Even that exaggerates the underlying issue. The tobacco industry’s cover-up was staggering in both its scope and its duration. According to League of Denial, the effort comprised 400 law firms and “a database of 180,000 research papers that cost hundreds of millions of dollars to assemble.” The NFL’s efforts to minimize the problem of concussions, on the other hand, amount to a small fraction of that enterprise: The concussion committee, for example, produced a total of 16 papers.

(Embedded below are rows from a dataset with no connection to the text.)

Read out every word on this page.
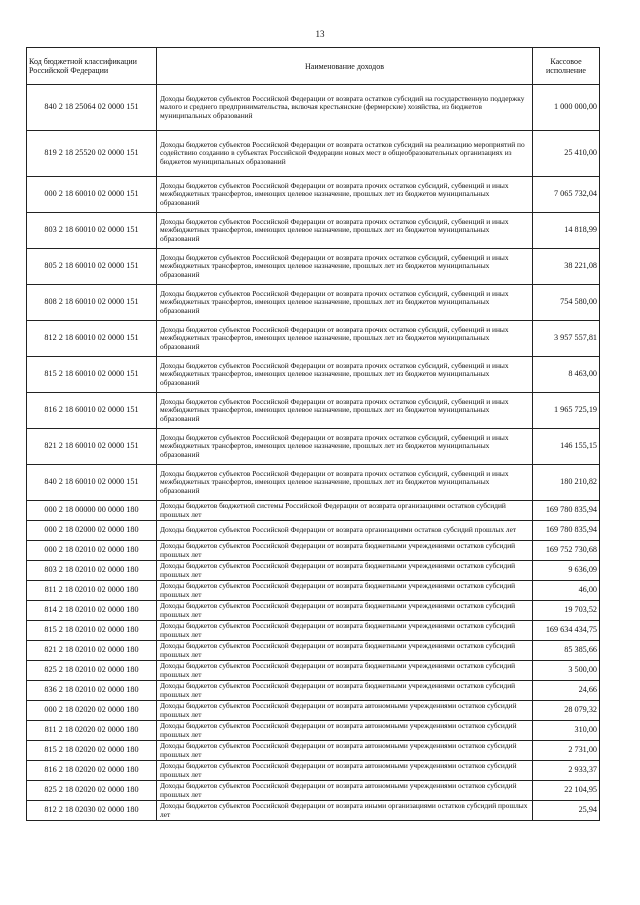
13
Код бюджетной классификации Российской Федерации	Наименование доходов	Кассовое исполнение
840 2 18 25064 02 0000 151	Доходы бюджетов субъектов Российской Федерации от возврата остатков субсидий на государственную поддержку малого и среднего предпринимательства, включая крестьянские (фермерские) хозяйства, из бюджетов муниципальных образований	1 000 000,00
819 2 18 25520 02 0000 151	Доходы бюджетов субъектов Российской Федерации от возврата остатков субсидий на реализацию мероприятий по содействию созданию в субъектах Российской Федерации новых мест в общеобразовательных организациях из бюджетов муниципальных образований	25 410,00
000 2 18 60010 02 0000 151	Доходы бюджетов субъектов Российской Федерации от возврата прочих остатков субсидий, субвенций и иных межбюджетных трансфертов, имеющих целевое назначение, прошлых лет из бюджетов муниципальных образований	7 065 732,04
803 2 18 60010 02 0000 151	Доходы бюджетов субъектов Российской Федерации от возврата прочих остатков субсидий, субвенций и иных межбюджетных трансфертов, имеющих целевое назначение, прошлых лет из бюджетов муниципальных образований	14 818,99
805 2 18 60010 02 0000 151	Доходы бюджетов субъектов Российской Федерации от возврата прочих остатков субсидий, субвенций и иных межбюджетных трансфертов, имеющих целевое назначение, прошлых лет из бюджетов муниципальных образований	38 221,08
808 2 18 60010 02 0000 151	Доходы бюджетов субъектов Российской Федерации от возврата прочих остатков субсидий, субвенций и иных межбюджетных трансфертов, имеющих целевое назначение, прошлых лет из бюджетов муниципальных образований	754 580,00
812 2 18 60010 02 0000 151	Доходы бюджетов субъектов Российской Федерации от возврата прочих остатков субсидий, субвенций и иных межбюджетных трансфертов, имеющих целевое назначение, прошлых лет из бюджетов муниципальных образований	3 957 557,81
815 2 18 60010 02 0000 151	Доходы бюджетов субъектов Российской Федерации от возврата прочих остатков субсидий, субвенций и иных межбюджетных трансфертов, имеющих целевое назначение, прошлых лет из бюджетов муниципальных образований	8 463,00
816 2 18 60010 02 0000 151	Доходы бюджетов субъектов Российской Федерации от возврата прочих остатков субсидий, субвенций и иных межбюджетных трансфертов, имеющих целевое назначение, прошлых лет из бюджетов муниципальных образований	1 965 725,19
821 2 18 60010 02 0000 151	Доходы бюджетов субъектов Российской Федерации от возврата прочих остатков субсидий, субвенций и иных межбюджетных трансфертов, имеющих целевое назначение, прошлых лет из бюджетов муниципальных образований	146 155,15
840 2 18 60010 02 0000 151	Доходы бюджетов субъектов Российской Федерации от возврата прочих остатков субсидий, субвенций и иных межбюджетных трансфертов, имеющих целевое назначение, прошлых лет из бюджетов муниципальных образований	180 210,82
000 2 18 00000 00 0000 180	Доходы бюджетов бюджетной системы Российской Федерации от возврата организациями остатков субсидий прошлых лет	169 780 835,94
000 2 18 02000 02 0000 180	Доходы бюджетов субъектов Российской Федерации от возврата организациями остатков субсидий прошлых лет	169 780 835,94
000 2 18 02010 02 0000 180	Доходы бюджетов субъектов Российской Федерации от возврата бюджетными учреждениями остатков субсидий прошлых лет	169 752 730,68
803 2 18 02010 02 0000 180	Доходы бюджетов субъектов Российской Федерации от возврата бюджетными учреждениями остатков субсидий прошлых лет	9 636,09
811 2 18 02010 02 0000 180	Доходы бюджетов субъектов Российской Федерации от возврата бюджетными учреждениями остатков субсидий прошлых лет	46,00
814 2 18 02010 02 0000 180	Доходы бюджетов субъектов Российской Федерации от возврата бюджетными учреждениями остатков субсидий прошлых лет	19 703,52
815 2 18 02010 02 0000 180	Доходы бюджетов субъектов Российской Федерации от возврата бюджетными учреждениями остатков субсидий прошлых лет	169 634 434,75
821 2 18 02010 02 0000 180	Доходы бюджетов субъектов Российской Федерации от возврата бюджетными учреждениями остатков субсидий прошлых лет	85 385,66
825 2 18 02010 02 0000 180	Доходы бюджетов субъектов Российской Федерации от возврата бюджетными учреждениями остатков субсидий прошлых лет	3 500,00
836 2 18 02010 02 0000 180	Доходы бюджетов субъектов Российской Федерации от возврата бюджетными учреждениями остатков субсидий прошлых лет	24,66
000 2 18 02020 02 0000 180	Доходы бюджетов субъектов Российской Федерации от возврата автономными учреждениями остатков субсидий прошлых лет	28 079,32
811 2 18 02020 02 0000 180	Доходы бюджетов субъектов Российской Федерации от возврата автономными учреждениями остатков субсидий прошлых лет	310,00
815 2 18 02020 02 0000 180	Доходы бюджетов субъектов Российской Федерации от возврата автономными учреждениями остатков субсидий прошлых лет	2 731,00
816 2 18 02020 02 0000 180	Доходы бюджетов субъектов Российской Федерации от возврата автономными учреждениями остатков субсидий прошлых лет	2 933,37
825 2 18 02020 02 0000 180	Доходы бюджетов субъектов Российской Федерации от возврата автономными учреждениями остатков субсидий прошлых лет	22 104,95
812 2 18 02030 02 0000 180	Доходы бюджетов субъектов Российской Федерации от возврата иными организациями остатков субсидий прошлых лет	25,94
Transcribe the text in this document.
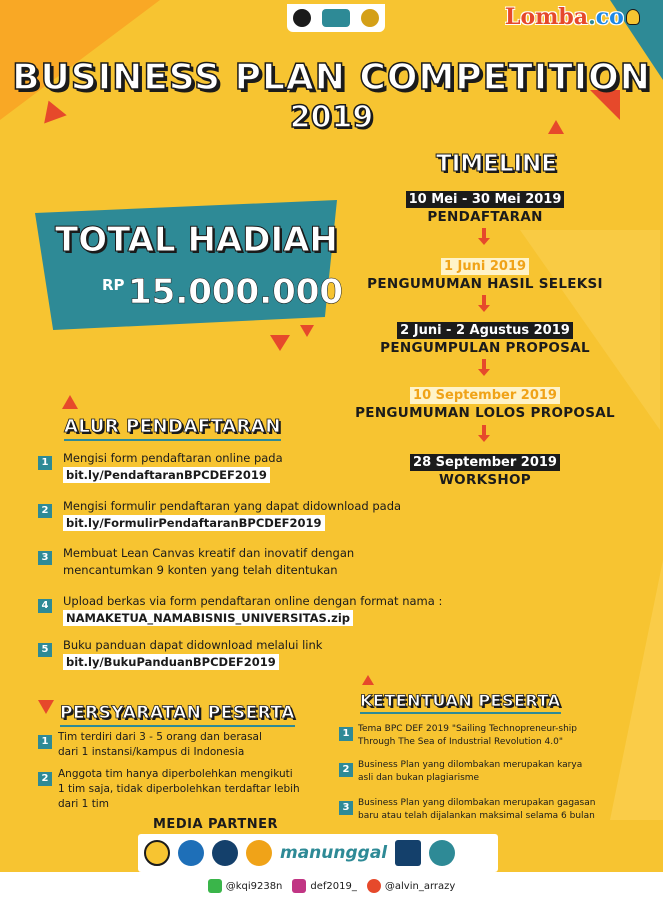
Lomba . co
BUSINESS PLAN COMPETITION
2019
TOTAL HADIAH
RP 15.000.000
TIMELINE
10 Mei - 30 Mei 2019
PENDAFTARAN
1 Juni 2019
PENGUMUMAN HASIL SELEKSI
2 Juni - 2 Agustus 2019
PENGUMPULAN PROPOSAL
10 September 2019
PENGUMUMAN LOLOS PROPOSAL
28 September 2019
WORKSHOP
ALUR PENDAFTARAN
1	Mengisi form pendaftaran online pada
bit.ly/PendaftaranBPCDEF2019
2	Mengisi formulir pendaftaran yang dapat didownload pada
bit.ly/FormulirPendaftaranBPCDEF2019
3	Membuat Lean Canvas kreatif dan inovatif dengan
mencantumkan 9 konten yang telah ditentukan
4	Upload berkas via form pendaftaran online dengan format nama :
NAMAKETUA_NAMABISNIS_UNIVERSITAS.zip
5	Buku panduan dapat didownload melalui link
bit.ly/BukuPanduanBPCDEF2019
PERSYARATAN PESERTA
1 Tim terdiri dari 3 - 5 orang dan berasal
dari 1 instansi/kampus di Indonesia
2 Anggota tim hanya diperbolehkan mengikuti
1 tim saja, tidak diperbolehkan terdaftar lebih
dari 1 tim
KETENTUAN PESERTA
1 Tema BPC DEF 2019 "Sailing Technopreneur-ship
Through The Sea of Industrial Revolution 4.0"
2 Business Plan yang dilombakan merupakan karya
asli dan bukan plagiarisme
3 Business Plan yang dilombakan merupakan gagasan
baru atau telah dijalankan maksimal selama 6 bulan
MEDIA PARTNER
manunggal
@kqi9238n	def2019_	@alvin_arrazy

Big Tobacco’s program of obfuscation began in 1953, with the creation of the Tobacco Industry Research Committee. More than 40 years later, industry executives were still testifying before Congress that nicotine is not addictive. By comparison, the acute phase of the NFL’s cover-up lasted from the formation of the concussion committee in the early 1990s until around 2010. At that point, the league was forced to acknowledge that concussions may have long-term effects. It started changing rules to increase player safety and donated tens of millions of dollars for brain-injury research. Progress has been fitful—the league appears to meddle in “independent” research, for example—but it has at least begun. And unlike Big Tobacco, the NFL changed course when the science was still a little fuzzy. Even now, we don’t yet know the prevalence of permanent brain damage among football players, nor do we understand exactly how that damage relates to rates of dementia, depression, or other mental problems.
It doesn’t excuse the NFL, of course, to say that its behavior looks pretty good next to that of Big Tobacco. (Whose wouldn’t?) But if we’re going to make the football-tobacco analogy, and if we’re going to make it at every opportunity, then we should be clear on how far it really goes.